In 2015 and 2016, the Minnesota Legislature passed and the Governor signed what is known as the ‘Buffer Law’. This state statute requires a strip of permanent vegetation along public waters and ditches. Public waters, including streams, rivers, and lakes, will require a buffer of 50 feet; ditches operated by a public drainage authority (Kanabec County) must have a 16.5 foot buffer strip.
Kanabec SWCD is responsible for assessing compliance with requirements. We will examine aerial photography to make preliminary determinations. Those appearing to lack the required buffers will be contacted directly in early 2017. Landowners needing assistance are encouraged to contact us directly for technical guidance.
Waters Requiring Buffer Strips
The Minnesota Department of Natural Resources was tasked with creating a statewide map of all public waters and ditches. Working with each county, the DNR assembled the required data and created an interactive map of waters requiring a buffer. Visit http://arcgis.dnr.state.mn.us/gis/buffersviewer/ to see the most current version.
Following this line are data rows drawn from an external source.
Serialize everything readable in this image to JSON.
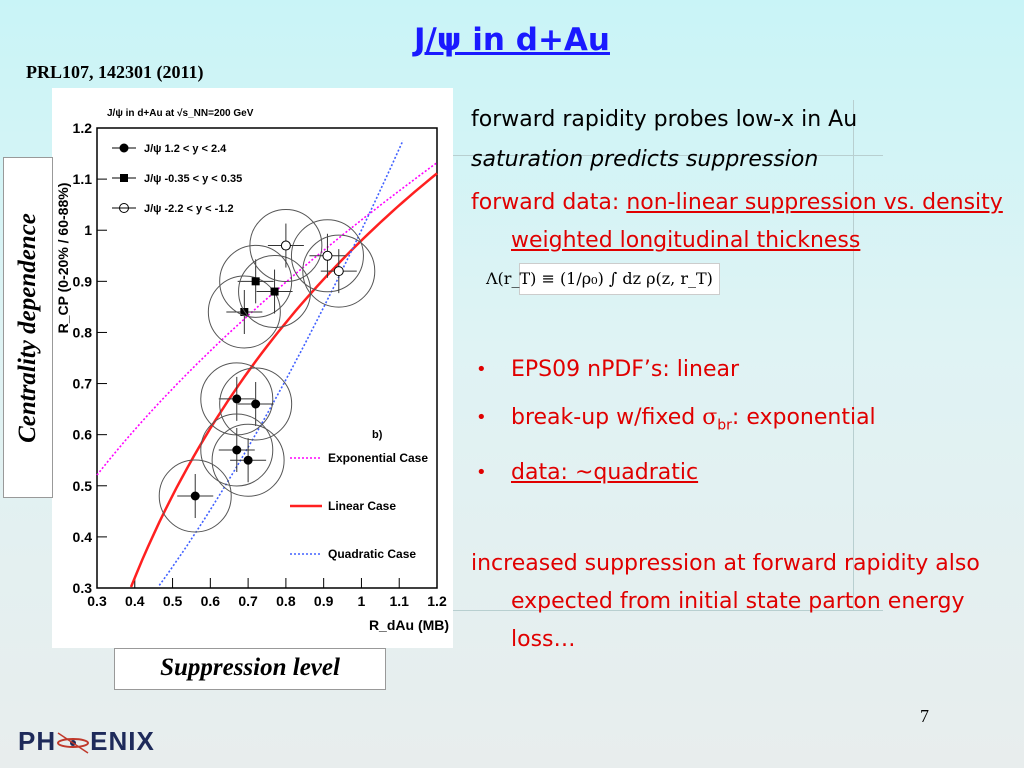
{
  "title": "J/ψ in d+Au",
  "reference": "PRL107, 142301 (2011)",
  "labels": {
    "vertical": "Centrality dependence",
    "horizontal": "Suppression level"
  },
  "text": {
    "line1": "forward rapidity probes low-x in Au",
    "line2": "saturation predicts suppression",
    "line3_prefix": "forward data: ",
    "line3_underlined": "non-linear suppression vs. density weighted longitudinal thickness",
    "formula": "Λ(r_T) ≡ (1/ρ₀) ∫ dz ρ(z, r_T)",
    "bullets": [
      {
        "pre": "EPS09 nPDF’s: linear",
        "sym": "",
        "sub": "",
        "post": ""
      },
      {
        "pre": "break-up w/fixed ",
        "sym": "σ",
        "sub": "br",
        "post": ": exponential"
      },
      {
        "pre": "data: ~quadratic",
        "sym": "",
        "sub": "",
        "post": "",
        "underline": true
      }
    ],
    "closing": "increased suppression at forward rapidity also expected from initial state parton energy loss…"
  },
  "page_number": "7",
  "logo": {
    "left": "PH",
    "right": "ENIX"
  },
  "colors": {
    "title": "#1a1aff",
    "red": "#e00000",
    "exponential": "#ff00ff",
    "linear": "#ff2020",
    "quadratic": "#4060ff"
  },
  "chart_data": {
    "type": "scatter",
    "title": "J/ψ in d+Au at √s_NN=200 GeV",
    "xlabel": "R_dAu (MB)",
    "ylabel": "R_CP (0-20% / 60-88%)",
    "xlim": [
      0.3,
      1.2
    ],
    "ylim": [
      0.3,
      1.2
    ],
    "xticks": [
      "0.3",
      "0.4",
      "0.5",
      "0.6",
      "0.7",
      "0.8",
      "0.9",
      "1",
      "1.1",
      "1.2"
    ],
    "yticks": [
      "0.3",
      "0.4",
      "0.5",
      "0.6",
      "0.7",
      "0.8",
      "0.9",
      "1",
      "1.1",
      "1.2"
    ],
    "panel_label": "b)",
    "series": [
      {
        "name": "J/ψ 1.2 < y < 2.4",
        "marker": "circle-filled",
        "points": [
          [
            0.56,
            0.48
          ],
          [
            0.67,
            0.67
          ],
          [
            0.72,
            0.66
          ],
          [
            0.67,
            0.57
          ],
          [
            0.7,
            0.55
          ]
        ]
      },
      {
        "name": "J/ψ -0.35 < y < 0.35",
        "marker": "square-filled",
        "points": [
          [
            0.69,
            0.84
          ],
          [
            0.72,
            0.9
          ],
          [
            0.77,
            0.88
          ]
        ]
      },
      {
        "name": "J/ψ -2.2 < y < -1.2",
        "marker": "circle-open",
        "points": [
          [
            0.8,
            0.97
          ],
          [
            0.91,
            0.95
          ],
          [
            0.94,
            0.92
          ]
        ]
      }
    ],
    "curves": [
      {
        "name": "Exponential Case",
        "style": "dotted",
        "color": "#ff00ff"
      },
      {
        "name": "Linear Case",
        "style": "solid",
        "color": "#ff2020"
      },
      {
        "name": "Quadratic Case",
        "style": "dotted",
        "color": "#4060ff"
      }
    ]
  }
}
Public waters were defined by a public process undertaken by the DNR in the early 1980’s. These waters are protected by state statute as a shared resource for all Minnesotans. The buffer legislation was enacted to limit runoff of sediment, nutrients, and chemicals from agricultural fields.
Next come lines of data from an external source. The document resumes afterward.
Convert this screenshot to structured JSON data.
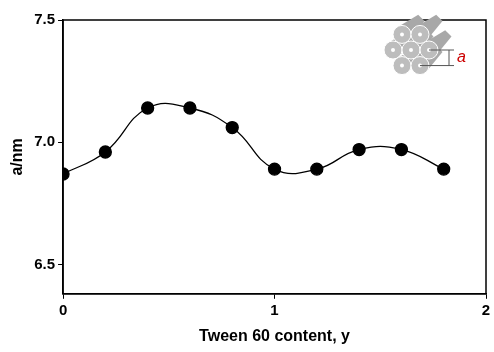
{
  "chart_data": {
    "type": "line",
    "x_label": "Tween 60 content, y",
    "y_label": "a/nm",
    "x": [
      0,
      0.2,
      0.4,
      0.6,
      0.8,
      1.0,
      1.2,
      1.4,
      1.6,
      1.8
    ],
    "values": [
      6.87,
      6.96,
      7.14,
      7.14,
      7.06,
      6.89,
      6.89,
      6.97,
      6.97,
      6.89
    ],
    "color": "#000000",
    "marker": "circle",
    "line_style": "smooth",
    "xlim": [
      0,
      2
    ],
    "xticks": [
      0,
      1,
      2
    ],
    "ylim": [
      6.38,
      7.5
    ],
    "yticks": [
      6.5,
      {
        "value": 7,
        "label": "7.0"
      },
      7.5
    ],
    "grid": false,
    "annotations": [
      {
        "text": "a",
        "color": "#cc0000"
      }
    ]
  }
}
Vegetative Buffers Help Keep Water Clean and Healthy
To qualify as permanent vegetation, a buffer strip must have little to no exposed soil. Producers are permitted to graze livestock or hay the grass, so long as proper management practices are followed. Noxious weeds must be eliminated. Turf grass (mowed lawn) is similarly allowed. However, Kanabec SWCD encourages landowners to leave no-mow strips, preferably planted with native grasses and wildflowers.